Technically, EA’s Neeed For Speed: World is an MMO, but it’s not really the World of NFS-craft. It’s a bit too boring and it seems grinding is the only MMO element they bothered to implement.

Screenshot of Need For Speed World

The non-race portion of NFS: World is rather silly, and consists mostly of a bunch of cars lying around. The only thing you can do is initiate chases by crashing in to police cars that roam the city. In the end, I found myself crashing into the cop cars and starting chases instead of playing races. At least that was fun - for a while. The pursuits work exactly like in Most Wanted. All the other players suddenly disappear and it’s just you versus the cops.

The racing part is ok. There’s nothing wrong with the races, they work better than NFS multiplayer races traditionally. However, because this is an MMO with levels and stuff, you don’t really feel like the playing field is level. There’s probably some really good reason for putting people with unequal cars to the same race. Add the Mario Kart-like power-ups and you start to wonder what’s with all the realistic-looking car games with Mario Kart-mechanics. The one big problem with the races is that there are just a handful of tracks. A couple of new tracks open up now and then when you level up, but it feels like I’m expected to grind the same tracks all over again.

The world around you is nice, but the geometry isn’t really complex: there are the downtown parts, some highways and some suburban scenes. After a while being chased around the city by cops, I felt a strong déjà-vu coming on. I have played in this city before! The game map is actually a composition from NFS: Most Wanted and Carbon. It wasn’t really a pleasant realization, it was just another confirmation that this was not really well thought out game. At least in Burnout: Paradise there were reasons to roam the open world, in NFS:W, I’m just teleporting to the races or being chased by the cops.

When the game was originally released, it was two-tiered with a freemium model. The free version was limited to level 10 or so. After that, EA asks you to pay up so you can keep grinding to unlock more decals for your cars. Apparently not too many people were interested in grinding, but just driving races (who could have ever guessed?) and this model was dropped. The game is still freemium, in that you can play the game for free to the max level, but there are many places where you can use money to help you around. You can use money to overcome certain (artificial) level restrictions like how many cars you can have and rent and buy special edition cars and so on. You can also replenish your power-ups with money. This is normal micropayment stuff just like in every other new EA game.

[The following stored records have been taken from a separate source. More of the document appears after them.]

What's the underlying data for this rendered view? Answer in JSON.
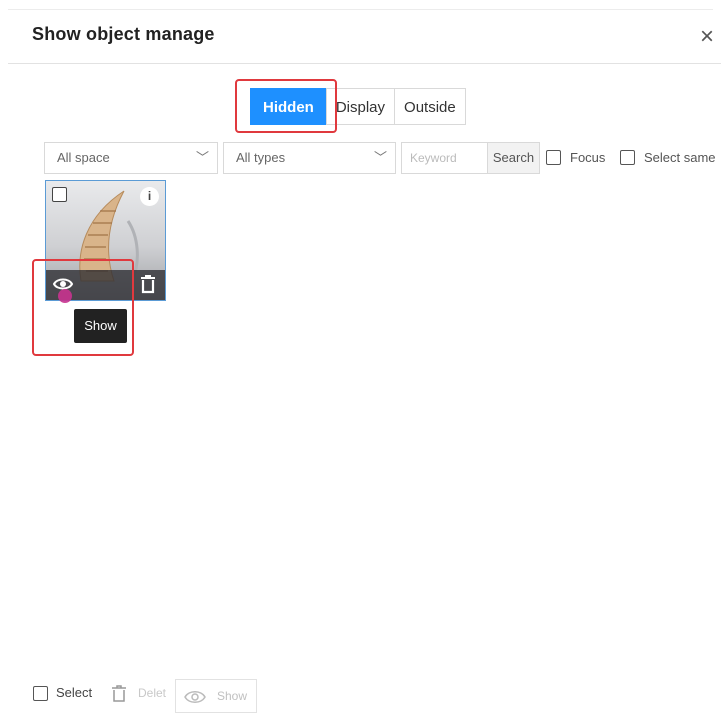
{
  "dialog": {
    "title": "Show object manage",
    "close_icon": "close-icon",
    "close_glyph": "×"
  },
  "tabs": [
    {
      "label": "Hidden",
      "active": true
    },
    {
      "label": "Display",
      "active": false
    },
    {
      "label": "Outside",
      "active": false
    }
  ],
  "filters": {
    "space_select": "All space",
    "type_select": "All types",
    "keyword_placeholder": "Keyword",
    "search_label": "Search",
    "focus_label": "Focus",
    "select_same_label": "Select same"
  },
  "card": {
    "info_glyph": "i",
    "show_icon": "eye-icon",
    "delete_icon": "trash-icon",
    "tooltip": "Show"
  },
  "footer": {
    "select_label": "Select",
    "delete_label": "Delet",
    "show_label": "Show"
  },
  "colors": {
    "accent": "#1e90ff",
    "highlight": "#e0393e"
  }
}
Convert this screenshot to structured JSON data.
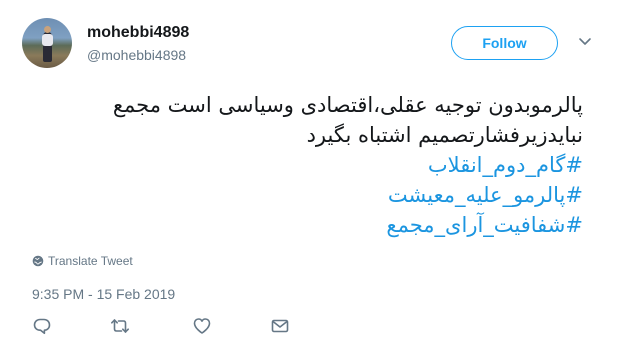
{
  "user": {
    "display_name": "mohebbi4898",
    "screen_name": "@mohebbi4898"
  },
  "follow_button": {
    "label": "Follow"
  },
  "tweet": {
    "lines": [
      "پالرموبدون توجیه عقلی،اقتصادی وسیاسی است مجمع",
      "نبایدزیرفشارتصمیم اشتباه بگیرد"
    ],
    "hashtags": [
      "#گام_دوم_انقلاب",
      "#پالرمو_علیه_معیشت",
      "#شفافیت_آرای_مجمع"
    ]
  },
  "translate_label": "Translate Tweet",
  "timestamp": "9:35 PM - 15 Feb 2019",
  "colors": {
    "accent": "#1da1f2",
    "hashtag": "#1b95e0",
    "muted": "#657786",
    "text": "#14171a"
  },
  "icons": {
    "reply": "reply-icon",
    "retweet": "retweet-icon",
    "like": "heart-icon",
    "dm": "envelope-icon",
    "caret": "chevron-down-icon",
    "translate": "globe-icon"
  }
}
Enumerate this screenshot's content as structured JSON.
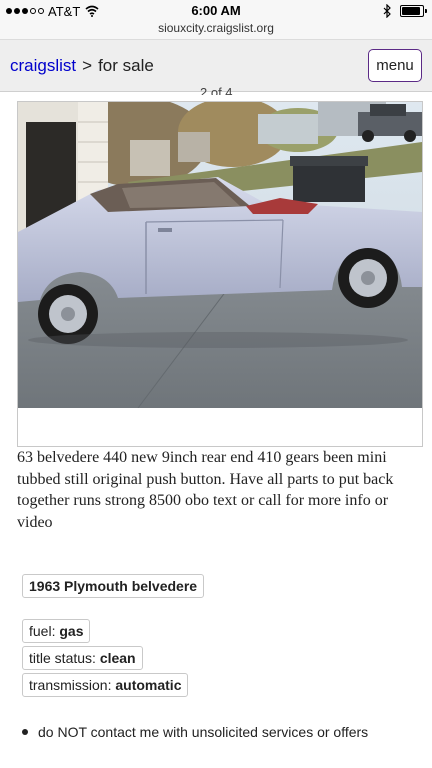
{
  "status_bar": {
    "carrier": "AT&T",
    "time": "6:00 AM",
    "signal_bars": 3,
    "battery_level": 0.9
  },
  "url": "siouxcity.craigslist.org",
  "header": {
    "site": "craigslist",
    "separator": ">",
    "category": "for sale",
    "menu_label": "menu"
  },
  "image_counter": "2 of 4",
  "posting": {
    "body": "63 belvedere 440 new 9inch rear end 410 gears been mini tubbed still original push button. Have all parts to put back together runs strong 8500 obo text or call for more info or video",
    "title_attr": "1963 Plymouth belvedere",
    "attributes": [
      {
        "label": "fuel: ",
        "value": "gas"
      },
      {
        "label": "title status: ",
        "value": "clean"
      },
      {
        "label": "transmission: ",
        "value": "automatic"
      }
    ],
    "notice": "do NOT contact me with unsolicited services or offers"
  },
  "colors": {
    "link": "#0000cc",
    "menu_border": "#5b2a86",
    "header_bg": "#eeeeee"
  },
  "icons": [
    "signal-dots-icon",
    "wifi-icon",
    "bluetooth-icon",
    "battery-icon"
  ]
}
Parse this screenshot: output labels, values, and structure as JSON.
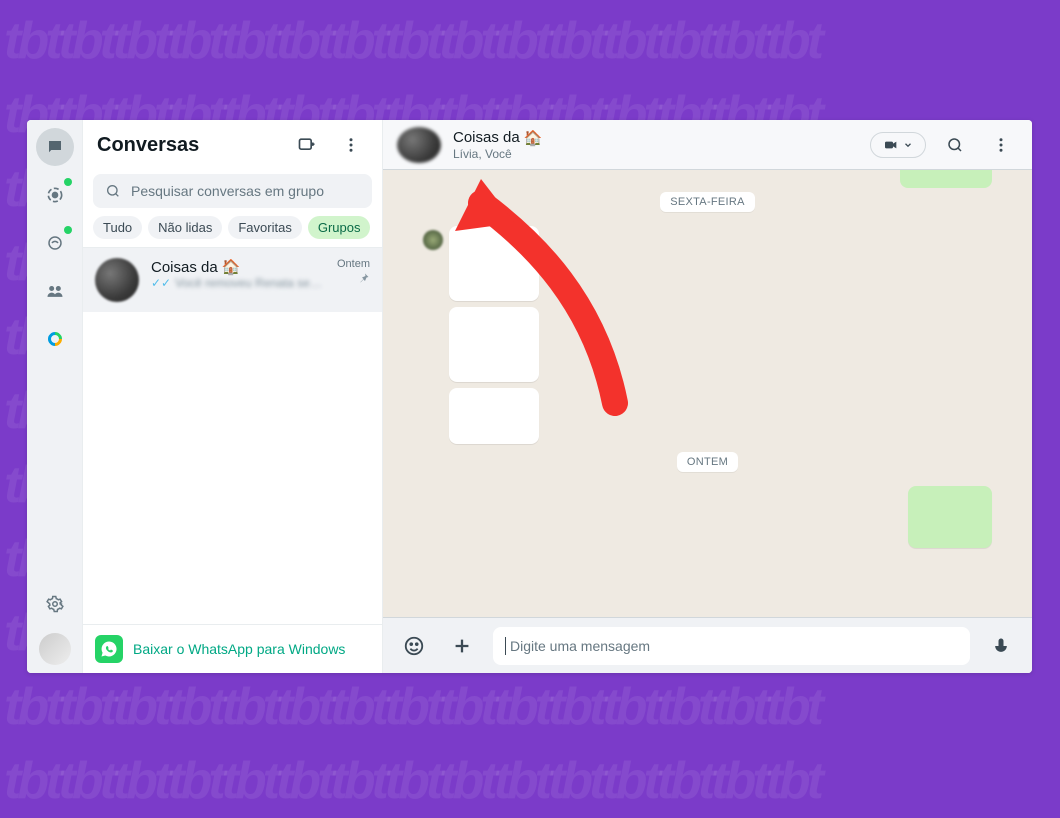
{
  "watermark": "tbt",
  "sidebar": {
    "title": "Conversas",
    "search_placeholder": "Pesquisar conversas em grupo",
    "filters": [
      "Tudo",
      "Não lidas",
      "Favoritas",
      "Grupos"
    ],
    "active_filter_index": 3,
    "chats": [
      {
        "name": "Coisas da",
        "emoji": "🏠",
        "time": "Ontem",
        "preview": "Você removeu Renata segunda",
        "pinned": true
      }
    ],
    "download_label": "Baixar o WhatsApp para Windows"
  },
  "chat": {
    "title": "Coisas da",
    "title_emoji": "🏠",
    "subtitle": "Lívia, Você",
    "day_labels": [
      "SEXTA-FEIRA",
      "ONTEM"
    ],
    "input_placeholder": "Digite uma mensagem"
  }
}
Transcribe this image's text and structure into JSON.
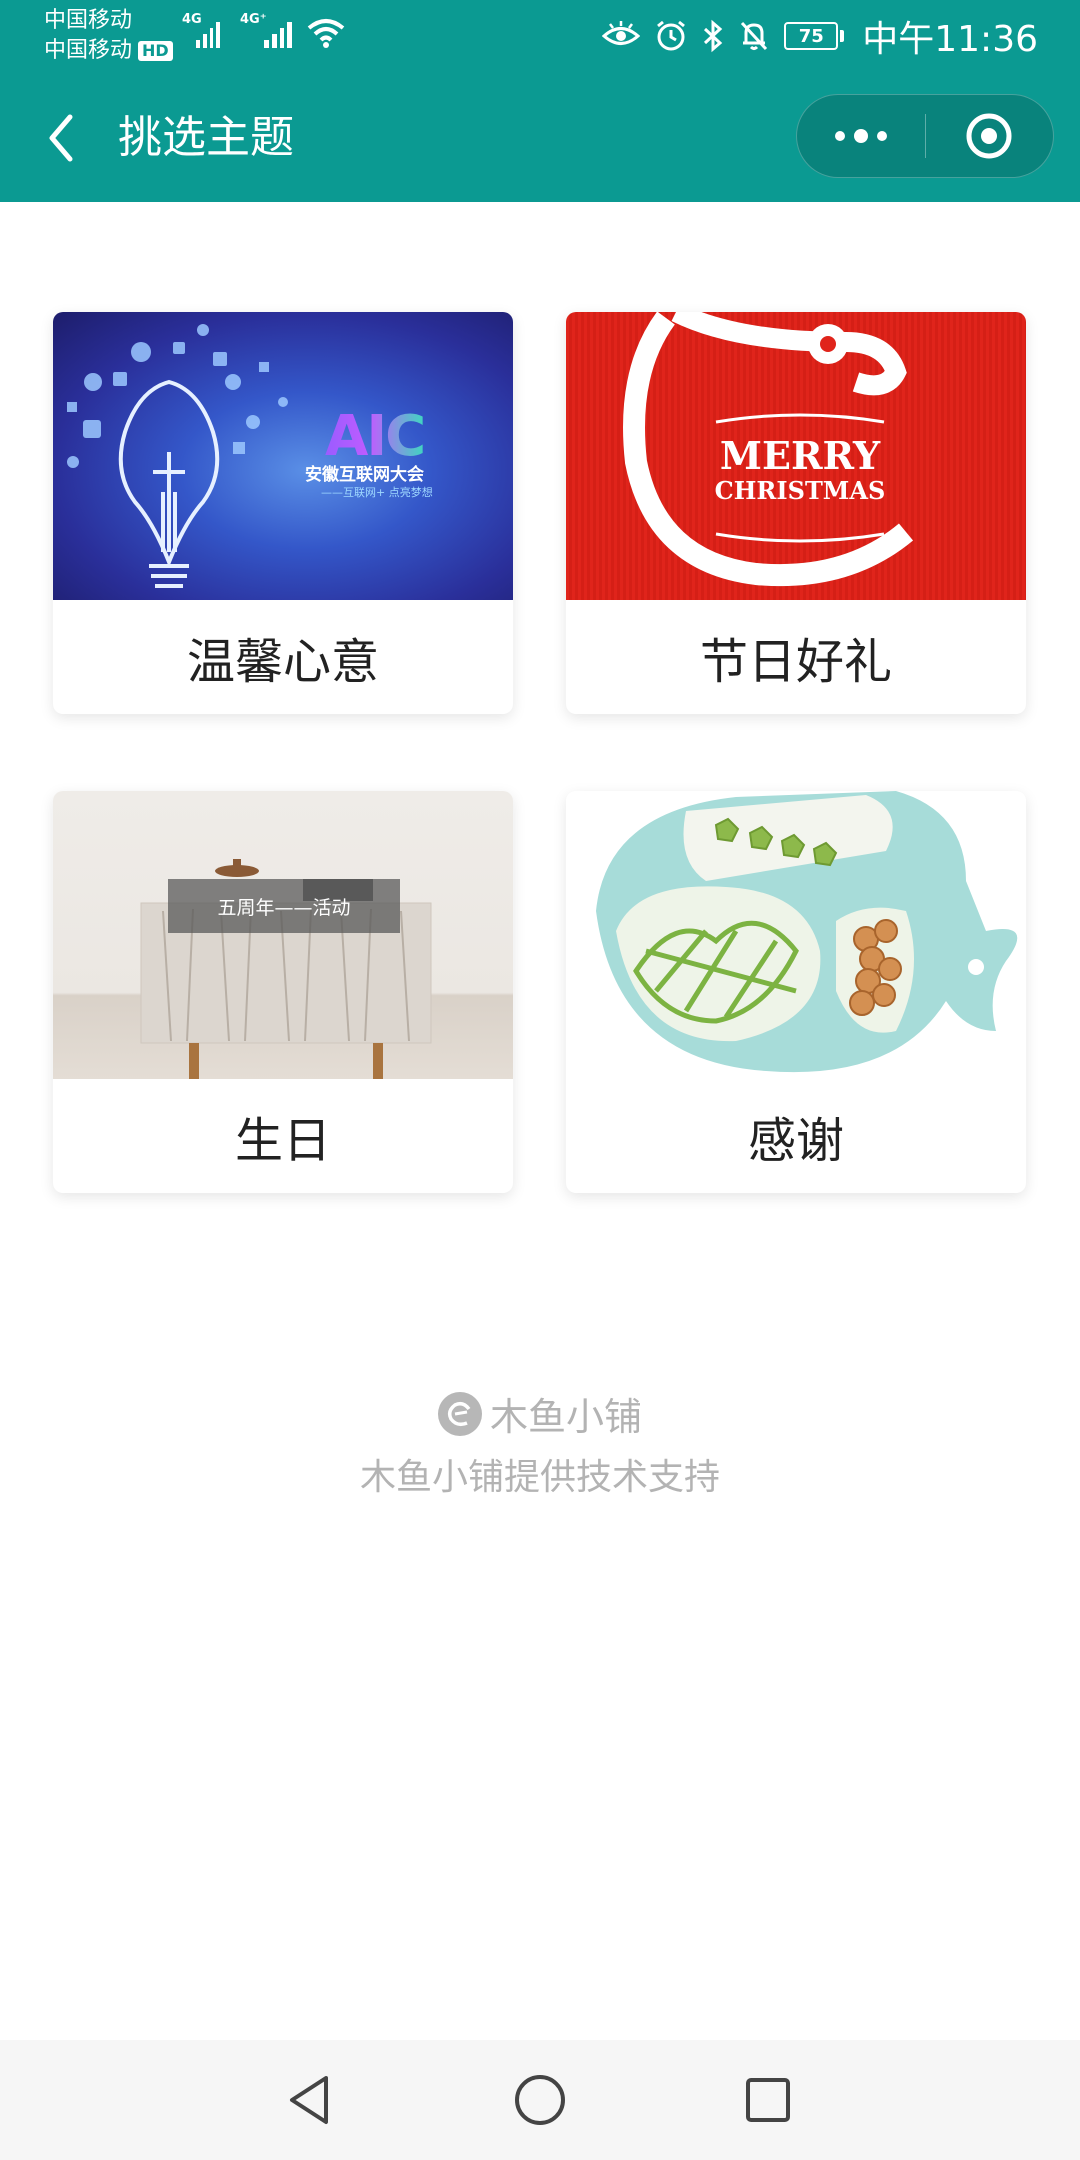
{
  "status_bar": {
    "carrier_1": "中国移动",
    "carrier_2": "中国移动",
    "hd": "HD",
    "net_1": "4G",
    "net_2": "4G⁺",
    "battery": "75",
    "time": "中午11:36"
  },
  "nav": {
    "title": "挑选主题"
  },
  "themes": [
    {
      "label": "温馨心意",
      "image": {
        "logo": "AIC",
        "caption": "安徽互联网大会",
        "slogan": "——互联网+ 点亮梦想"
      }
    },
    {
      "label": "节日好礼",
      "image": {
        "line1": "MERRY",
        "line2": "CHRISTMAS"
      }
    },
    {
      "label": "生日",
      "image": {
        "tag": "五周年——活动"
      }
    },
    {
      "label": "感谢",
      "image": {}
    }
  ],
  "footer": {
    "brand": "木鱼小铺",
    "support": "木鱼小铺提供技术支持"
  },
  "colors": {
    "primary": "#0b9a92",
    "footer_text": "#b3b3b3"
  }
}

Screenshot of Need For Speed: World
You'll never drive this car in NFS:W. You'll be stuck with the Mitsubishi Eclipse GT like the rest of us.

Also, the prices for new cars you would want to buy - especially because you have extremely limited garage space - are so high that I don’t think I’ll ever have the credits to get a Porsche Cayman.

However, it does give in-game advantage to players who are willing to dish out. However, it doesn’t really matter because the unfair advantage already comes from the simple grind. The grind is rather problematic in this game, because the whole point of the game would be to drive against others. That should be the fun part. Instead, you’re pitted against people who have better cars and upgrades and you have a snowball’s chance in hell of winning. To increase your chances to actually win a match, you need to grind these races to get the upgrades so you can be pitted against other, even better equipped competition.

And this is what sucks with simple MMO RPGs like Farmville. It’s not about skill, it’s just about endurance. There is no way to see who is the most skilled player, because there doesn’t seem to be a way to have a honest, normal race. And that’s what Need For Speed was about in the beginning.

On the other hand, I’m a bit bored of the single-player racers where you either always win or you’re supposed to always win. It’s nice to have the odds against you. Because when you win against higher level players, it actually feels like an accomplishment. That’s the only thing that keeps me coming back to this game.